In traditional memory allocation, blocks of memory are assigned and freed based on the needs of the application. Using this method creates memory gaps scattered throughout the physical address space. It would be better if the memory gaps were coalesced so they can be used more efficiently, or in basic terms it would be better if the memory gaps were gathered together. The IOMMU coalesces these scattered memory lists through the IOVA space, sometimes referred to as scatter-gather lists. In doing so the IOMMU creates contiguous DMA operations and ultimately increases the efficiency of the I/O performance. In the simplest example, a driver may allocate two 4KB buffers that are not contiguous in the physical memory space. The IOMMU can allocate a contiguous range for these buffers allowing the I/O device to do a single 8KB DMA rather than two separate 4KB DMAs.

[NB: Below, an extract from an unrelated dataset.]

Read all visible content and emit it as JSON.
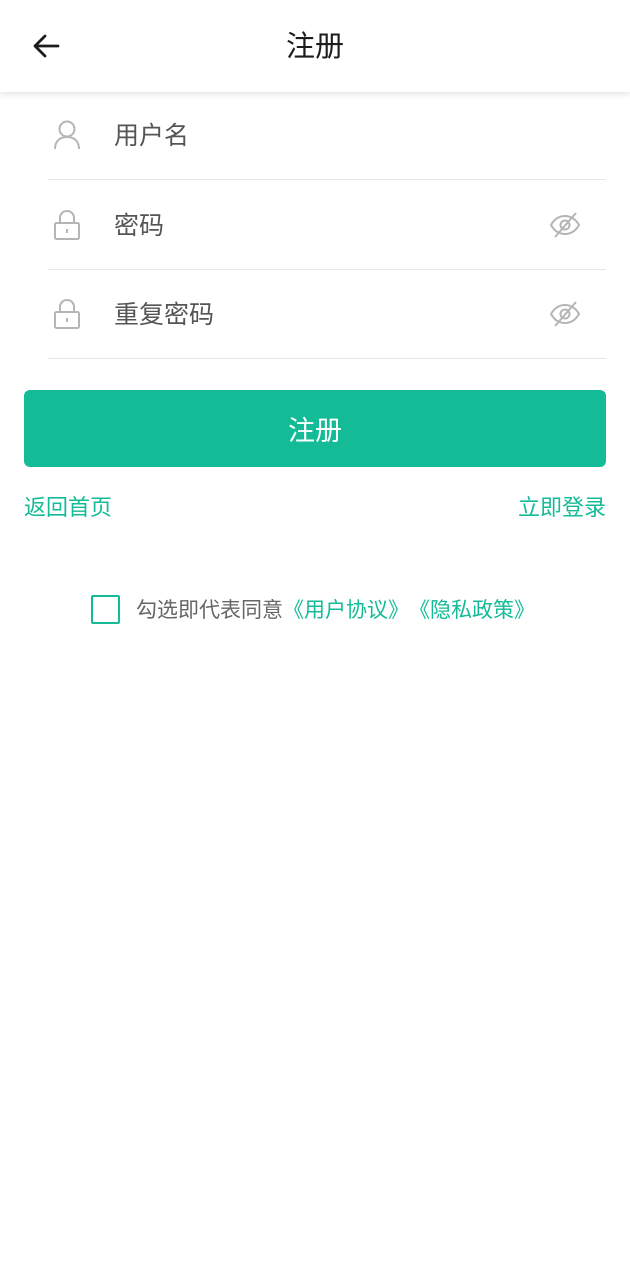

Although memory coalescing and bounce buffering are important for high performance I/O on the host, the IOMMU feature that is essential for a virtualization environment is the isolation capability of modern IOMMUs. Isolation was not possible on a wide scale prior to PCI-Express, because conventional PCI does not tag transactions with an ID of the requesting device (requester ID). Even though PCI-X included some degree of a requester ID, the rules for interconnecting devices that take ownership of the transaction did not provide complete support for device isolation.
With PCIe, each device’s transaction is tagged with a requester ID unique to the device (the PCI bus/device/function number, often abbreviated as BDF), which is used to reference a unique IOVA table for that device. Now that isolation is possible, the IOVA space cannot only be used for translation operations such as offloading unreachable memory and coalescing memory, but it can also be used to restrict DMA access from the device. This allows devices to be isolated from each other, preventing duplicate assignment of memory spaces, which is essential for proper guest virtual machine device management. Using these features on a guest virtual machine involves populating the IOVA space for the assigned device with the guest-physical-to-host-physical memory mappings for the virtual machine. Once this is done, the device transparently performs DMA operations in the guest virtual machine’s address space.